Anais Nin's Architecture Of Desire
Anaïs climbed the solid masonry placed to countertract the lateral thrust of the vault. In the distance she thought she could see the citadel of a Greek city built at its highest point and containing the chief temples and public buildings, as at Athens. ‘But I’m in Los Angeles,’ thought Anaïs. At first the rich smell of unburnt brick drying in the sun, the other wordly sanctuary of this Greek temple, the condo apartments below, and the thickness and silence of the surrounding structures on which sacrifical offerings are placed were all she could grasp of the environment she was entering.
‘I must remember to record this in my diary.’
Alvar Aalto, among the most important living architects (and certainly pre-eminent in his native Finland), led Anaïs to a platform in the center of a range of arches carried on piers and plastered with advertising posters. He directed her to sit down where there would normally have been a raised panel below the window-sill, but there was no window. ‘Henry,’ she thought, ‘up to his old tricks again.’ She leaned back against a short pillar that supported a coping and thus formed a balustrade. She could see nothing beyond the platform’s walls and the intricate and fanciful decorations that appeared in a vaporous neon glow-cloud that drifted through the gloomy shadows of palm trees. It made no difference to her, as she was exhausted from the climb and preoccupied with the next entry in her little black book. Indeed, Alvar was quite an architectural wonder in his own Wright.

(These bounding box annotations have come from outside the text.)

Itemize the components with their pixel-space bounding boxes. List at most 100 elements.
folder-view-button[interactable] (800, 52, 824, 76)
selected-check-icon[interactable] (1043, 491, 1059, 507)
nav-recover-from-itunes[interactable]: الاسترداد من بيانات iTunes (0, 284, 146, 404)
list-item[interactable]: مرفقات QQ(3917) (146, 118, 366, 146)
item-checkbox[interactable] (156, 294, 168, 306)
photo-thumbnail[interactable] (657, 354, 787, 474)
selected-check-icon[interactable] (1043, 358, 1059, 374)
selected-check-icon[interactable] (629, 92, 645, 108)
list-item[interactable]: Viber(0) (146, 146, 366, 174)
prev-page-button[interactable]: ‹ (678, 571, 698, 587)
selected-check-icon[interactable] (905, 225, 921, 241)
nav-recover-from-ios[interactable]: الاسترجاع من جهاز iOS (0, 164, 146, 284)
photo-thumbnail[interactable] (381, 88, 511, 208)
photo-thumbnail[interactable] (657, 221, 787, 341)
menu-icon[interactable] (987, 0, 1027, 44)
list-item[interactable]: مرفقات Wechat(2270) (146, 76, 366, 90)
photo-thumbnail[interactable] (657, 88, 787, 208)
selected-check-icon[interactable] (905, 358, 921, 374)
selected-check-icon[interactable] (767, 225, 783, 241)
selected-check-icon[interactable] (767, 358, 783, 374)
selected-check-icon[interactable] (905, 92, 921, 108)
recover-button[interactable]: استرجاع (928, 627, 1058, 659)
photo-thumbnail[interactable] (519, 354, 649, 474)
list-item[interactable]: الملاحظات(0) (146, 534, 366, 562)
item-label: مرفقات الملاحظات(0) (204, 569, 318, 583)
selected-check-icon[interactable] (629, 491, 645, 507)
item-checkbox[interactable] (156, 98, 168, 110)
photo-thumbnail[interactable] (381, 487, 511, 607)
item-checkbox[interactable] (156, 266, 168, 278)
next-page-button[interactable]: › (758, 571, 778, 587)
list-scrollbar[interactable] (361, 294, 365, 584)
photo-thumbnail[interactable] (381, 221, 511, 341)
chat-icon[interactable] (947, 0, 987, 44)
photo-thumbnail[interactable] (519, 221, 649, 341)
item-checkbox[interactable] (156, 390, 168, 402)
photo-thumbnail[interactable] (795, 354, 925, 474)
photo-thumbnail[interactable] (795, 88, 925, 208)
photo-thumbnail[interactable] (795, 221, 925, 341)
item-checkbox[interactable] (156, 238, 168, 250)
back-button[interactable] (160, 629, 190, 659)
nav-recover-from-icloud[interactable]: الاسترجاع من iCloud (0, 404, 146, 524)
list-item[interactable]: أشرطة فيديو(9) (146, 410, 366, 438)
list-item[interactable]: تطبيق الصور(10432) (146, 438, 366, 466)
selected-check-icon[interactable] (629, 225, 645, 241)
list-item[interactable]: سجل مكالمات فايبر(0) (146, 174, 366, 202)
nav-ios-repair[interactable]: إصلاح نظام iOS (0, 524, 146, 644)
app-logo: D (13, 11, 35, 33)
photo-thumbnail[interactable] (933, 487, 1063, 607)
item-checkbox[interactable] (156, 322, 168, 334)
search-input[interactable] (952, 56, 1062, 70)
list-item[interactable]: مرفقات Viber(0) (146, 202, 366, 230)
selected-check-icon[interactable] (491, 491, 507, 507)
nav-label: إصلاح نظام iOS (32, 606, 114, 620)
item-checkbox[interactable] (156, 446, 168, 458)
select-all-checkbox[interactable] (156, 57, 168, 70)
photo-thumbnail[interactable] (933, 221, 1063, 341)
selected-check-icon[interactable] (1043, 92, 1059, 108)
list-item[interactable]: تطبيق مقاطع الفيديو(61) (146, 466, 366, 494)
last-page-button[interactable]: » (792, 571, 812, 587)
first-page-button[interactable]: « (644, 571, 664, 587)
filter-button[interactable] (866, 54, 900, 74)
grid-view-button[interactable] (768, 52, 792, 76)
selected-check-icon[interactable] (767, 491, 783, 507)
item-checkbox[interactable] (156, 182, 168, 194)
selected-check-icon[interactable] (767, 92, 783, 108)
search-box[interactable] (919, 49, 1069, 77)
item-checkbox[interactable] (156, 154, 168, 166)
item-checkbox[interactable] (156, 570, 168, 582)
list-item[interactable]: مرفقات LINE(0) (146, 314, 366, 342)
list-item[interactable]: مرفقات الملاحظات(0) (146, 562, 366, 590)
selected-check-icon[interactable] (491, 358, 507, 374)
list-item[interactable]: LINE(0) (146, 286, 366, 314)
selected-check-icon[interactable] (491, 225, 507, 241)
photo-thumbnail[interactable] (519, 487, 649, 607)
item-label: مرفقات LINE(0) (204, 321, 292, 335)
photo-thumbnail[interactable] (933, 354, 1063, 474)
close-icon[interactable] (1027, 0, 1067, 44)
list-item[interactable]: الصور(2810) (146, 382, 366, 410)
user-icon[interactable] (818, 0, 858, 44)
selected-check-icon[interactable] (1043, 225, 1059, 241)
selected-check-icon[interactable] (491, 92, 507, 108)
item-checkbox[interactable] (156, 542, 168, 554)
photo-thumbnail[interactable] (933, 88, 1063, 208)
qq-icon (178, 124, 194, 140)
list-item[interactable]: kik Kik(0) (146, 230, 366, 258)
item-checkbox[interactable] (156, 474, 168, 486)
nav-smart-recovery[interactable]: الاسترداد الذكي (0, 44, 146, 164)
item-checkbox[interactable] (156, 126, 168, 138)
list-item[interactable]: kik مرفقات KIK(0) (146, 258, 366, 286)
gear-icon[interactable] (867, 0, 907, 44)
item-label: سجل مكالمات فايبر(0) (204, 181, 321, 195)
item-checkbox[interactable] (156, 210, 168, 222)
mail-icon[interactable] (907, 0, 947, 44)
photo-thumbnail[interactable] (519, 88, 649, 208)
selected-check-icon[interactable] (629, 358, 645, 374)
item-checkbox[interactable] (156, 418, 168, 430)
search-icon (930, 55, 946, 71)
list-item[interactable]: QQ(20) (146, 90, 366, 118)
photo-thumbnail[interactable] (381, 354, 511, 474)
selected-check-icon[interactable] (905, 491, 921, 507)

Presently, Benedetto Antelami, a sculptor and most probably an architect, too, joined Anaïs on the platform, having just come from a seedy little cinema on Sepulveda where The House of Usher had played to a packed house of building inspectors. He reached up to inspect the continuous architrave moulding above her head. His fingers gently caressed the surface, as if it were the body of a statue he himself had sculpted. ‘He grabbed me in his arms…’ mused Anaïs, her heart all aflutter in the poetry of the moment. Then, as Antelami leaned closer, she tried to think of something intelligent to ask that would please him. Maybe she should show an interest in his work. But before she could speak, two architects from her past Diogo Arruda and Charles Robert Ashbee - pushed aside the imitation- velvet curtains that separated Anais from the steaming streets of L.A. She noted at a glance the graceless, conventional clothes that stamped them immediately as architects while they sedately planted themselves down on a fixed wooden seat in the aisle. At the same time, Alvar Aalto entered and stood beside the balustrade. He had read of these creatures in Anaïs Nin’s diary. “I despise you both,” hissed Aalto, “and everthing you represent.”
Anaïs turned to him now, admiring his amber-colored suit. She judged Aalto to be elegant and well-bred (possibly loaded), qualities that are not usually associated with natives of Finland. She tried to guess his age as he wrestled with Arruda and Ashbee on the ledge. Eighty? Ninety? Perhaps even older. The poor fellow didn’t have a chance. He was hurled to his death in the smog below.
“The traffic is heavy tonight,” smiled Ashbee.
‘I must remember that line,’ thought Anaïs.